Philadelphia Inquirer, Jason Nark, April 5, 2023
Berwick, a town of about 10,000 in Columbia County, is without a hospital for the first time in more than a century.
The emergency room was dark, the doors locked for months now, and a young woman stood outside in the rain, clutching her stomach and sobbing. No one was coming out to help.
The frantic people who drove the ailing woman to the hospital stood, dumbfounded, in the mostly empty parking lot.
“This is insane,” the driver said. “I’m going to have to call 911.”

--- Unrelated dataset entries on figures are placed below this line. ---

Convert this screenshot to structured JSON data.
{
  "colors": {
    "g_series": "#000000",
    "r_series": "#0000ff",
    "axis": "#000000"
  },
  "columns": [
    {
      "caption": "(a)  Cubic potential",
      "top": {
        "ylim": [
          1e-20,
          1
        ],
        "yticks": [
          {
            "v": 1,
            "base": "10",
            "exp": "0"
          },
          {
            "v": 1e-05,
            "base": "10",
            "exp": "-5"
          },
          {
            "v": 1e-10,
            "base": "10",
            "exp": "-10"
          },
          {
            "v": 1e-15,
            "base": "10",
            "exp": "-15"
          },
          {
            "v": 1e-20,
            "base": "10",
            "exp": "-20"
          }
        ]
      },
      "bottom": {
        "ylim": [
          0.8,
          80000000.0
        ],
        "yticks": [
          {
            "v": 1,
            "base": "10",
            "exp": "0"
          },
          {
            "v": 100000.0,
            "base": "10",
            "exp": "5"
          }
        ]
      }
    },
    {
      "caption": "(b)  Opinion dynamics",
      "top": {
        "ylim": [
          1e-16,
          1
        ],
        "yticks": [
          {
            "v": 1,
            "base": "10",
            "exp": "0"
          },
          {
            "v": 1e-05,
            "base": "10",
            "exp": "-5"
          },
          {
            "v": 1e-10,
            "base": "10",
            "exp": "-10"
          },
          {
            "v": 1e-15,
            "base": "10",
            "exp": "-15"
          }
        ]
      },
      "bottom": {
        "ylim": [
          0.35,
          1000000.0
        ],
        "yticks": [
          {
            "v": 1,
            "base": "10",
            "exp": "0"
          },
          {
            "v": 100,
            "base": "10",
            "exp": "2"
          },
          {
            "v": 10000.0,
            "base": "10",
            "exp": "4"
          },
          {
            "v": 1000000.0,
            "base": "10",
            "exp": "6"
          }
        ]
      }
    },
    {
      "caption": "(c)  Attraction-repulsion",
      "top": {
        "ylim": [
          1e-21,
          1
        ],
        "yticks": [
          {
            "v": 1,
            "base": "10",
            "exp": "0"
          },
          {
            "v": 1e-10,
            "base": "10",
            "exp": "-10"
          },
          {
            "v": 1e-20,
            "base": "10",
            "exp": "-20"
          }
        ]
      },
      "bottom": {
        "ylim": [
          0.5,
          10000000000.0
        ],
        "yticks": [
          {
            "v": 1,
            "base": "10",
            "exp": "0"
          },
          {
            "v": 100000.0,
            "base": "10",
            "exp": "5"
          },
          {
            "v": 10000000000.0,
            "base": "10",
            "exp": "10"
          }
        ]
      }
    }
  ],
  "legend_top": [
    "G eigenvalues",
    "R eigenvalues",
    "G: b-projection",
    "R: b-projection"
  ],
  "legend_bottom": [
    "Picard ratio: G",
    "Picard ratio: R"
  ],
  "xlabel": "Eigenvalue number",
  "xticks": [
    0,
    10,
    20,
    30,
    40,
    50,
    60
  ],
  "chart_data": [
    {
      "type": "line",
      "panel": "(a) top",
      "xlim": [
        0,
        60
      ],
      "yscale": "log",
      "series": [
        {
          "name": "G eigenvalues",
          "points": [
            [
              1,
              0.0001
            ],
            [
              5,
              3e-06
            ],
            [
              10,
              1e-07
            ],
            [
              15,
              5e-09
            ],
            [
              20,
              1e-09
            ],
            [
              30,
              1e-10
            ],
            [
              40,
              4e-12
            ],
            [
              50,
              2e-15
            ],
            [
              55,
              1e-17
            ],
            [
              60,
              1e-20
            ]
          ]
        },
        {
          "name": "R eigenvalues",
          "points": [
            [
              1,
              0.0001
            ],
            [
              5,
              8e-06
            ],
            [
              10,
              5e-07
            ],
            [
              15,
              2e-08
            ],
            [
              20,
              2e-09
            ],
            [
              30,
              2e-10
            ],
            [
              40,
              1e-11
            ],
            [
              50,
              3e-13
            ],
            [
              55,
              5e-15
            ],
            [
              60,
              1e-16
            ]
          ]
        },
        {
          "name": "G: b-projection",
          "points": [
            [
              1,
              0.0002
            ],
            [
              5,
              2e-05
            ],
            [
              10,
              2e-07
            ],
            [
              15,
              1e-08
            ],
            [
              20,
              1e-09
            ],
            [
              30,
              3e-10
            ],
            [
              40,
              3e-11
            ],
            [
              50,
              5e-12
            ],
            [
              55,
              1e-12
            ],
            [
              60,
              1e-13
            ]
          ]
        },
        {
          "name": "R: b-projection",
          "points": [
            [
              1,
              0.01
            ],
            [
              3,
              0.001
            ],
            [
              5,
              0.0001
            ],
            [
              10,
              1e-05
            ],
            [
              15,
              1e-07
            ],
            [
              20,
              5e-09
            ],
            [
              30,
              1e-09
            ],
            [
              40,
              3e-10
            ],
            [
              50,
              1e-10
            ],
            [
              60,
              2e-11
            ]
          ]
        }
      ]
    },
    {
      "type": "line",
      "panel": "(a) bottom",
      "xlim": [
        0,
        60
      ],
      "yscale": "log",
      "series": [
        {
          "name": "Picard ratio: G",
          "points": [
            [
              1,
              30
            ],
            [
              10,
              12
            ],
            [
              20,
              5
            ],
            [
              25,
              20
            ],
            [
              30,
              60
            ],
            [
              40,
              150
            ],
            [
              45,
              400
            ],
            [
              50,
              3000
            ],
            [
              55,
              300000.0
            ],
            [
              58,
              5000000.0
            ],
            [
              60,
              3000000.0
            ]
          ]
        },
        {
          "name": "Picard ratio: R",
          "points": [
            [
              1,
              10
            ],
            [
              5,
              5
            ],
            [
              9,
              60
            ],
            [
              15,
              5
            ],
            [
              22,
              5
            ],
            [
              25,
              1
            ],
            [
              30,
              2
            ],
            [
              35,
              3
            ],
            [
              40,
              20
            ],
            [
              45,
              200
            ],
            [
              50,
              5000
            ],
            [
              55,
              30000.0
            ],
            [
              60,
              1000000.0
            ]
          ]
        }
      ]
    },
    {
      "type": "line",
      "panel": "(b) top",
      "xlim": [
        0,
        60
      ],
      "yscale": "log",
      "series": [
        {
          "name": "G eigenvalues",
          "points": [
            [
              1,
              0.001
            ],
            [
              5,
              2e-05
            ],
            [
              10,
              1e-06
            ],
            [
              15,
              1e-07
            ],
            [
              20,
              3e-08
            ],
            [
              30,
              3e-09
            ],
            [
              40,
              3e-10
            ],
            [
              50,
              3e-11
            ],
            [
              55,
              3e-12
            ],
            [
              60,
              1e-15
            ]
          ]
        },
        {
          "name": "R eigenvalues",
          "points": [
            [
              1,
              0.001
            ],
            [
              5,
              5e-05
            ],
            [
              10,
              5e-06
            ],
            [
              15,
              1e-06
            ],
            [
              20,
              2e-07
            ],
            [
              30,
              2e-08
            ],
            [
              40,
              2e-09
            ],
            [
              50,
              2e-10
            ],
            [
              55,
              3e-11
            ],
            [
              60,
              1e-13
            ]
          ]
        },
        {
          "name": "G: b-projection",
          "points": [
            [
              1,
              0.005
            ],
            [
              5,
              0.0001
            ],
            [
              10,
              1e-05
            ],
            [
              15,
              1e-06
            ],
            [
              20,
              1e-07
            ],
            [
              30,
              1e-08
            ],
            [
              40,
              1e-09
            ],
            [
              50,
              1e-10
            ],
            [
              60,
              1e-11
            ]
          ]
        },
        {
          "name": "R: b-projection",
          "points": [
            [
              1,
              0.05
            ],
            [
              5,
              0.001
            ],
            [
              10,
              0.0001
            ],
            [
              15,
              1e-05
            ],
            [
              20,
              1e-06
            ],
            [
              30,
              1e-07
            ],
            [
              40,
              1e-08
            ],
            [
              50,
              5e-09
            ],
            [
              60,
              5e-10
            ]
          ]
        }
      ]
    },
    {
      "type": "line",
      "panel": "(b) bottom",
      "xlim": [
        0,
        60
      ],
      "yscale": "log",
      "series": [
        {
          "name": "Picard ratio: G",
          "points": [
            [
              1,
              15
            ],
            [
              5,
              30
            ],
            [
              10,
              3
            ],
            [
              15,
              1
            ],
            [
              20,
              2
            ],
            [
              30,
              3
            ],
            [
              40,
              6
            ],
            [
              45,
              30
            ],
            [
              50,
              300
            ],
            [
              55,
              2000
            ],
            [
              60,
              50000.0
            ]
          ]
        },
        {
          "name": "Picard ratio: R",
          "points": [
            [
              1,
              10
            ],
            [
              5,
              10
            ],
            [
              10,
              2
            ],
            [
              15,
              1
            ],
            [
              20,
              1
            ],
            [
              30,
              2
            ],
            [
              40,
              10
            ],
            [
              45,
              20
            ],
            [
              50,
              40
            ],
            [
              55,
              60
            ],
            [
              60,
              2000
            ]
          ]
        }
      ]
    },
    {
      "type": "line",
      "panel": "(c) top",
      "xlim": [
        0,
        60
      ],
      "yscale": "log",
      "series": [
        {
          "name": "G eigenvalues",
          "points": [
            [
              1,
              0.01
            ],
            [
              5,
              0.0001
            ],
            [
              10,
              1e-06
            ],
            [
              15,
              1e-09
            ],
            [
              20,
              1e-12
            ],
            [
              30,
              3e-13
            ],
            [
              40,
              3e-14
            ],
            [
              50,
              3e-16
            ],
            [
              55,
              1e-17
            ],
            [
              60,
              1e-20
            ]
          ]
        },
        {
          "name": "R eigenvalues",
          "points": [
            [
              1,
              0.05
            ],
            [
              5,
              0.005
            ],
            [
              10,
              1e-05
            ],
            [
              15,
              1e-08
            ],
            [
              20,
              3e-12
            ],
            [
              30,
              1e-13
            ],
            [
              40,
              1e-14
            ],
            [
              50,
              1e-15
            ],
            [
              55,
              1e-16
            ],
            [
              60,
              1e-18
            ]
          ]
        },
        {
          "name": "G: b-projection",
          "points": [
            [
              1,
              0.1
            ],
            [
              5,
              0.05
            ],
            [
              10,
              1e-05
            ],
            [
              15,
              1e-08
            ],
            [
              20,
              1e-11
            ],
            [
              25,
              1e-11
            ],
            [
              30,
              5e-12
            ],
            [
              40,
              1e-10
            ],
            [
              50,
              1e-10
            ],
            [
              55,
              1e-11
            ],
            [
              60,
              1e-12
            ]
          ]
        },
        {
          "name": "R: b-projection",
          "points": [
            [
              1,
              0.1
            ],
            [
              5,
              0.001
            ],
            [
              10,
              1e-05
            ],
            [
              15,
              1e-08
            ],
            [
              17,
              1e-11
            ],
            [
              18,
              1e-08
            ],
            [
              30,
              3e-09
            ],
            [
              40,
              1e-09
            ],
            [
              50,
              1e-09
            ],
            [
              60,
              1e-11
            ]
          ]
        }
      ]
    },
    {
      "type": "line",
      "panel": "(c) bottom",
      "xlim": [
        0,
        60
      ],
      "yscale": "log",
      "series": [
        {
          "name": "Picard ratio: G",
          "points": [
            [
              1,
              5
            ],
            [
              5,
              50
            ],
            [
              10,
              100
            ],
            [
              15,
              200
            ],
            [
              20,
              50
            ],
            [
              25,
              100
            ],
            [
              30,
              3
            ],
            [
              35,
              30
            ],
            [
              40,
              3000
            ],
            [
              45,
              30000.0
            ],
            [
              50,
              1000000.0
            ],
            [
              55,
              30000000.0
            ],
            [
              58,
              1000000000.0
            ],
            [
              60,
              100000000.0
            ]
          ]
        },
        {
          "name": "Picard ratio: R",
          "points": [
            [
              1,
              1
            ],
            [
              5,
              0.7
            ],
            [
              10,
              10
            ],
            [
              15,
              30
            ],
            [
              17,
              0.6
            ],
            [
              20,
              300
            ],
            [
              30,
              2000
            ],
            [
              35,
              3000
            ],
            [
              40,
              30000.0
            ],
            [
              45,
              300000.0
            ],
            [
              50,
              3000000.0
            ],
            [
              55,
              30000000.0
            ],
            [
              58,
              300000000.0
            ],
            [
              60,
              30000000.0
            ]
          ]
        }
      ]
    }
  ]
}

On Sept. 17, the Pennsylvania Department of Health shut down Berwick Hospital Center’s emergency room because of a lack of staffing, accelerating a closure its owners planned out earlier that summer. Signs on the doors still advise patients to head to hospitals in Hazleton, 20 miles to the south, or Bloomsburg, 14 miles west, for emergencies. The 90-bed facility is currently operating only as a 14-bed inpatient geriatric psychiatry facility — but not everyone in this town of 10,349 on the Susquehanna River in Columbia County, knows that.
On that dreary March morning, the ill woman was carried back to a car to wait for an ambulance. Bette Grey, a Berwick resident and private medical advocate who fought, unsuccessfully, to keep the hospital open, was there to talk to The Inquirer. First, she watched her fears unfold.
“Hey, stay awake. Open your eyes,” Grey yelled, to the woman in the car, clapping her hands.